The people who truly care about you can’t see those flaws you’re obsessing with. If nothing, your nasal laugh or your curvy figure may just be the thing they love the most about you. So, embrace your “flaws”. They make you who you are.



I grew up in a small Italian village. There was absolutely no one there like me. No one who was as quiet. Who liked the same things I liked. Who dressed the way I wanted to dress. It was so easy then for me to think I was the wrong one. It was only when I grew up and discovered the internet that I realised there were plenty of other people out there who were as quiet and awkward. Who liked both reading books and dressing up. Who absolutely hated clubbing and all the popular things the “cool kids” did.

One of the reasons why I chose to move to London of all places is because no one cares about who you are here. You can literally walk down the streets naked with a huge pink wing on your head and glittery rainbow boots on your feet and no one will give you a second look. It’s the kind of place where you’ll meet all sorts of people. The kind of place where its easy to meet like-minded people like you and find your crowd.

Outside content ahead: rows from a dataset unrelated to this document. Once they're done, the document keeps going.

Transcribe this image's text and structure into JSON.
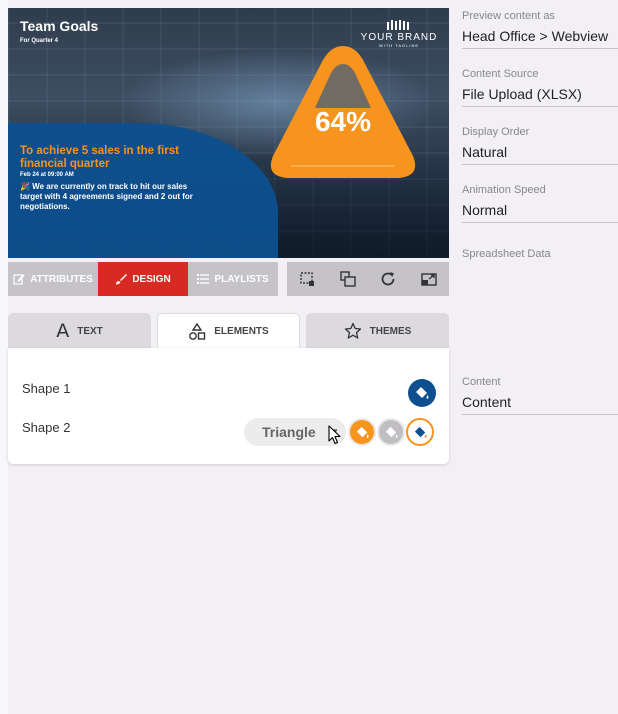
{
  "preview": {
    "title": "Team Goals",
    "subtitle": "For Quarter 4",
    "brand_name": "YOUR BRAND",
    "brand_tagline": "WITH TAGLINE",
    "percent": "64%",
    "goal_heading": "To achieve 5 sales in the first financial quarter",
    "goal_date": "Feb 24 at 09:00 AM",
    "goal_text": "🎉 We are currently on track to hit our sales target with 4 agreements signed and 2 out for negotiations."
  },
  "toolbar": {
    "tabs": [
      {
        "label": "ATTRIBUTES",
        "icon": "edit-icon"
      },
      {
        "label": "DESIGN",
        "icon": "brush-icon",
        "active": true
      },
      {
        "label": "PLAYLISTS",
        "icon": "list-icon"
      }
    ],
    "icons": [
      "crop-icon",
      "layers-icon",
      "refresh-icon",
      "resize-icon"
    ]
  },
  "subtabs": {
    "text": "TEXT",
    "elements": "ELEMENTS",
    "themes": "THEMES"
  },
  "elements": {
    "shape1_label": "Shape 1",
    "shape2_label": "Shape 2",
    "shape2_type": "Triangle",
    "colors": {
      "navy": "#0d4f8f",
      "orange": "#f7941d",
      "grey": "#c0bec2"
    }
  },
  "settings": {
    "preview_label": "Preview content as",
    "preview_value": "Head Office > Webview",
    "source_label": "Content Source",
    "source_value": "File Upload (XLSX)",
    "order_label": "Display Order",
    "order_value": "Natural",
    "speed_label": "Animation Speed",
    "speed_value": "Normal",
    "spreadsheet_label": "Spreadsheet Data",
    "content_label": "Content",
    "content_value": "Content"
  }
}
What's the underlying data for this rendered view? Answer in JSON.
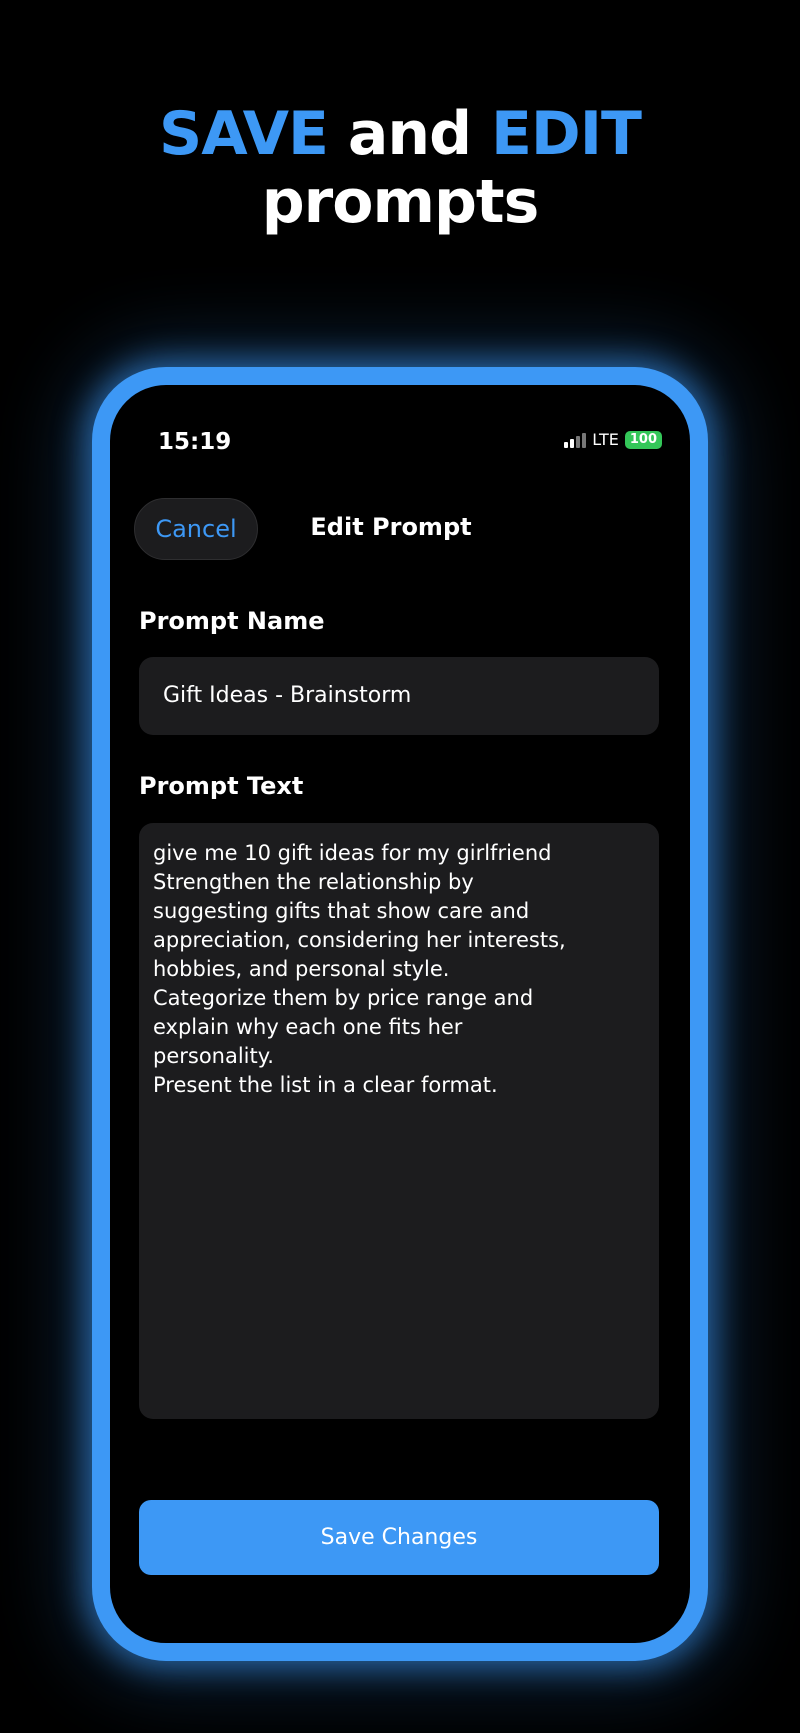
{
  "headline": {
    "word1": "SAVE",
    "word2": " and ",
    "word3": "EDIT",
    "line2": "prompts"
  },
  "status_bar": {
    "time": "15:19",
    "network": "LTE",
    "battery": "100"
  },
  "nav": {
    "cancel_label": "Cancel",
    "title": "Edit Prompt"
  },
  "form": {
    "name_label": "Prompt Name",
    "name_value": "Gift Ideas - Brainstorm",
    "text_label": "Prompt Text",
    "text_value": "give me 10 gift ideas for my girlfriend\nStrengthen the relationship by\nsuggesting gifts that show care and\nappreciation, considering her interests,\nhobbies, and personal style.\nCategorize them by price range and\nexplain why each one fits her\npersonality.\nPresent the list in a clear format."
  },
  "actions": {
    "save_label": "Save Changes"
  },
  "colors": {
    "accent": "#3d98f5",
    "background": "#000000",
    "field_bg": "#1c1c1e",
    "battery": "#34c759"
  }
}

Hanging out with people who share your same dreams and passions, weird personality quirks and tastes changes everything. Finally, you realise what was obvious all along – there was never anything wrong with you.



There’s no way around it: facing your fears is key to building confidence – and it’s a lot easier to do when you surround yourself with people who get you and always have your back. I remember the first time I wore a smart casual dress to see an old friend. I dressed it down with black ballet flats and a black cardigan but I was afraid she would say I had become posh all of a sudden. Well, she asked me if I had some fancy event to go to after our coffee date but when I said no, that was it. She didn’t think I had become too snobby all of a sudden. Those fears were all in my heads.

Maybe you’re already dressing the way you most like but are too scared to tell your date that you don’t like his fave band for fear he won’t like you or still go along with your friends to the club every Friday night because you don’t want to be seen as boring. Well, its time to stop faking it. Wear whatever you want, tell people want you really like and don’t like and don’t hold back your personality. Nothing bad will happen. The world will still turn. Your fake friends and Negative Nancies will disappear from your life. You’ll become more confident and happier for it.